Les contradictions françaises : entre grands principes et petits arrangements

Publié le 17 juillet 2026 à 16:00

Je regarde parfois le débat public français avec un sentiment partagé, celui d’un pays capable de défendre de grandes valeurs mais qui peine parfois à les appliquer avec cohérence. Nous aimons proclamer notre attachement à la protection de la vie, à la défense de notre modèle social, à l’exigence environnementale ou encore à la souveraineté nationale. Pourtant, lorsqu’il s’agit de passer des principes aux actes, les contradictions apparaissent souvent.

Je ne prétends pas ici donner une vérité absolue, ni dire qu’une position est nécessairement bonne ou mauvaise. Je constate simplement des incohérences qui interrogent. La politique devrait être un espace où les convictions se tiennent ensemble, où les choix sont guidés par une vision globale. Or, trop souvent, j’ai le sentiment que les principes varient selon les sujets, les intérêts en jeu ou les rapports de force du moment.

Prenons la question de la fin de vie. Une partie de la droite s’oppose à cette évolution législative au nom de la défense de la vie, de la dignité humaine et de certains repères éthiques. Je respecte que ce débat puisse susciter des convictions profondes, car il touche à l’intime et à la conscience de chacun.

Mais je m’interroge lorsque, dans le même temps, certains des mêmes politiques défendent la réintroduction des néonicotinoïdes, des pesticides dont les conséquences sanitaires et environnementales sont fortement contestées. Comment concilier la volonté de protéger la vie humaine avec l’acceptation de pratiques susceptibles d’accroître des risques pour la santé publique et pour notre environnement ?

Cette contradiction mérite d’être posée. Elle interroge sur la place réelle des principes face aux intérêts économiques, aux pressions sectorielles et aux lobbies. Car il ne suffit pas d’invoquer des valeurs ; encore faut-il les appliquer de manière cohérente, quel que soit le sujet concerné.

La question agricole est d’ailleurs au cœur de cette incohérence. Je suis convaincu que si nous voulons sauver notre agriculture, nous ne devons pas chercher à la tirer vers le bas en supprimant progressivement nos exigences pour nous aligner sur des modèles moins-disants. La réponse ne peut pas être une course au nivellement par le bas.

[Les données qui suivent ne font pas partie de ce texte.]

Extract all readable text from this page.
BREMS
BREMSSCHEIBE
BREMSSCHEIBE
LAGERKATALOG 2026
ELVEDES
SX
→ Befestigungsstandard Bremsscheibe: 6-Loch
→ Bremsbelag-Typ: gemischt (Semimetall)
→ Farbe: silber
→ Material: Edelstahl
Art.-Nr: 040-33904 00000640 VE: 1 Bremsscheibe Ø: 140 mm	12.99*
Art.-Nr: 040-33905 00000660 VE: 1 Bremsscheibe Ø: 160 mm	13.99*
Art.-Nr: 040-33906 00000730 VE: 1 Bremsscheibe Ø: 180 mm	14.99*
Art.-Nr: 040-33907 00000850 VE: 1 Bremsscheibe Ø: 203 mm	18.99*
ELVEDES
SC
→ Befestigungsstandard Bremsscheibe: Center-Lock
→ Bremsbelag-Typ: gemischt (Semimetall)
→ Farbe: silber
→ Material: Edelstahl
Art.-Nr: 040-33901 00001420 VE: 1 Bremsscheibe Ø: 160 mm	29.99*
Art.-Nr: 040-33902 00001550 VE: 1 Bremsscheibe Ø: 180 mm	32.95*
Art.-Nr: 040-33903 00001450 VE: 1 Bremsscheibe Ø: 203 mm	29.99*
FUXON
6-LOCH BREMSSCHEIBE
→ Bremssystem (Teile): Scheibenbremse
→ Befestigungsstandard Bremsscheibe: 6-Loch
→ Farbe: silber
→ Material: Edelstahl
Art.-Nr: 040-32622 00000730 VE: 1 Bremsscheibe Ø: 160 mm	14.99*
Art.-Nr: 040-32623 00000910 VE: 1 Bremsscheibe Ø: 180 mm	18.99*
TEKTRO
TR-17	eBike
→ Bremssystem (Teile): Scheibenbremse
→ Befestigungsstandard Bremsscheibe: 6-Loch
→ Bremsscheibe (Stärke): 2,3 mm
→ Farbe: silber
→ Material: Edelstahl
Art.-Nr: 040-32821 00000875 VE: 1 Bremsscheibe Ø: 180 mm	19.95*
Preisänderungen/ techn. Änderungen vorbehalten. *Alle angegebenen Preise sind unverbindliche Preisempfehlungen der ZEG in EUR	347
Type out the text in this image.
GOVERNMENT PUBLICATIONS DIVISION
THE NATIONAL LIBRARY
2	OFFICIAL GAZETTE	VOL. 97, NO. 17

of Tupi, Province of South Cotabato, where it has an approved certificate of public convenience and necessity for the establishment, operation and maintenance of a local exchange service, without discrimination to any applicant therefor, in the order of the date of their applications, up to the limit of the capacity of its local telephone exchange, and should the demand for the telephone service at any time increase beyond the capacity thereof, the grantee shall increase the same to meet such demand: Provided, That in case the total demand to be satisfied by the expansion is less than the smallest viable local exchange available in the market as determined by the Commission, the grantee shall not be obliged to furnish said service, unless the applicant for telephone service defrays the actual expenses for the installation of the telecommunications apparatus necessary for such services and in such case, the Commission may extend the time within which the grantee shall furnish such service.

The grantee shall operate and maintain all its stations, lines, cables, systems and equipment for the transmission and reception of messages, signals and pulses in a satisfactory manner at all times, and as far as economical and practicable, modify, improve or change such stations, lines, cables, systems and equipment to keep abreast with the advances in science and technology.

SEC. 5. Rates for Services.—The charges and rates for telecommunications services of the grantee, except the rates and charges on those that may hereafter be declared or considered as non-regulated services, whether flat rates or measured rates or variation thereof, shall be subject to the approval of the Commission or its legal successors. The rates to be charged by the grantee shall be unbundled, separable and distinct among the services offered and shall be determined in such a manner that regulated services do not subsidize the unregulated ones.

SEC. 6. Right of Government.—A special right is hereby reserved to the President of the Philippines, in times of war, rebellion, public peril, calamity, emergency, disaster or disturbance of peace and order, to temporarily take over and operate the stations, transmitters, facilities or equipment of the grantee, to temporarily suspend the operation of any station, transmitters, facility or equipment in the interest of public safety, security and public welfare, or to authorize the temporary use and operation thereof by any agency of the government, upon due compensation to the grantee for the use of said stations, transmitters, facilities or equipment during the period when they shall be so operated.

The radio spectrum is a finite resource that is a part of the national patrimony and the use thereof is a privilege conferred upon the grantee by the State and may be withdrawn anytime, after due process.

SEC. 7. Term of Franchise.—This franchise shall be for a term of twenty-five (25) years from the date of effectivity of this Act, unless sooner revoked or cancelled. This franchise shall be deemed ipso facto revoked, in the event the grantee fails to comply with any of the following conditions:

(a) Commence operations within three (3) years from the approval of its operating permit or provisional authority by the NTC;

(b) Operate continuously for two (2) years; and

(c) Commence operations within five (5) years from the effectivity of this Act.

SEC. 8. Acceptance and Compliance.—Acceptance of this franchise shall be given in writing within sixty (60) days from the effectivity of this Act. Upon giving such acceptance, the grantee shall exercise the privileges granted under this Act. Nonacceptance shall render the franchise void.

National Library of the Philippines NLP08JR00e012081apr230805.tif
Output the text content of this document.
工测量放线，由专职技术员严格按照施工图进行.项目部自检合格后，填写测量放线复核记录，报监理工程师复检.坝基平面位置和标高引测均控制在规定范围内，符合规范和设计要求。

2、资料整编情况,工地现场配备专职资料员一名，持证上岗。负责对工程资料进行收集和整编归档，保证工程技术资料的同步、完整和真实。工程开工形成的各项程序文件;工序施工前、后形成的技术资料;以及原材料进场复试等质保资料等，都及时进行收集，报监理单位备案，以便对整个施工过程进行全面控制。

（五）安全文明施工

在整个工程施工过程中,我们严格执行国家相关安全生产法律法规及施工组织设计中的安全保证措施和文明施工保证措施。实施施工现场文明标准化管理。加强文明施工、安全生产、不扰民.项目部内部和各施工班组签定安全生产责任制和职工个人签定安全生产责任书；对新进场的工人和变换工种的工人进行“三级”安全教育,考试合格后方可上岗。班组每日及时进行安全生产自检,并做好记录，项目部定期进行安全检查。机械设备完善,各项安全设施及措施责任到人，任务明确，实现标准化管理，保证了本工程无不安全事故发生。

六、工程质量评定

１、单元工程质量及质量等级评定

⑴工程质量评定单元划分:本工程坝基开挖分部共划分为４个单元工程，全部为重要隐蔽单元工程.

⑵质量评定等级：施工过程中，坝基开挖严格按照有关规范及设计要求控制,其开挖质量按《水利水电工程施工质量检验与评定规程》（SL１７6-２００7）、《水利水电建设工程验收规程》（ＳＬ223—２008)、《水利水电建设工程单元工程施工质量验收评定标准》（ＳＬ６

Notre agriculture mérite mieux. Elle mérite d’être accompagnée, protégée et préparée aux défis qui viennent. Il faut la tirer vers le haut. Investir dans la recherche, soutenir les agriculteurs qui innovent, développer des modèles adaptés aux réalités économiques et climatiques, et garantir à nos producteurs des conditions de concurrence équitables.

Cela implique notamment de revoir notre approche des accords de libre-échange lorsqu’ils mettent notre agriculture en difficulté. L’alimentation n’est pas une marchandise comme une autre. Produire ce que nous mangeons relève aussi de notre souveraineté, de notre sécurité et de notre indépendance.

Cela implique également d’accepter une réalité incontournable, le climat change. Refuser de s’adapter, c’est condamner une partie de notre agriculture. Mais imposer des transformations sans tenir compte du terrain, sans écouter ceux qui travaillent la terre chaque jour, serait tout aussi irresponsable.

Car une autre contradiction existe, beaucoup parlent au nom des agriculteurs, mais tous ne connaissent pas forcément leur réalité. Les véritables agriculteurs, ceux qui vivent des difficultés quotidiennes, ceux qui affrontent les aléas climatiques, les charges croissantes et les incertitudes économiques, méritent d’être davantage entendus.

La France n’a pas besoin de débats fondés uniquement sur des postures. Elle a besoin de cohérence. Elle a besoin que les valeurs que nous proclamons soient réellement celles qui guident nos décisions.

Défendre la vie, protéger la santé, préserver notre agriculture et préparer l’avenir ne devraient pas être des combats séparés. Ce sont les mêmes exigences : celles d’un pays qui assume enfin ses choix et qui refuse de sacrifier ses principes aux intérêts du moment.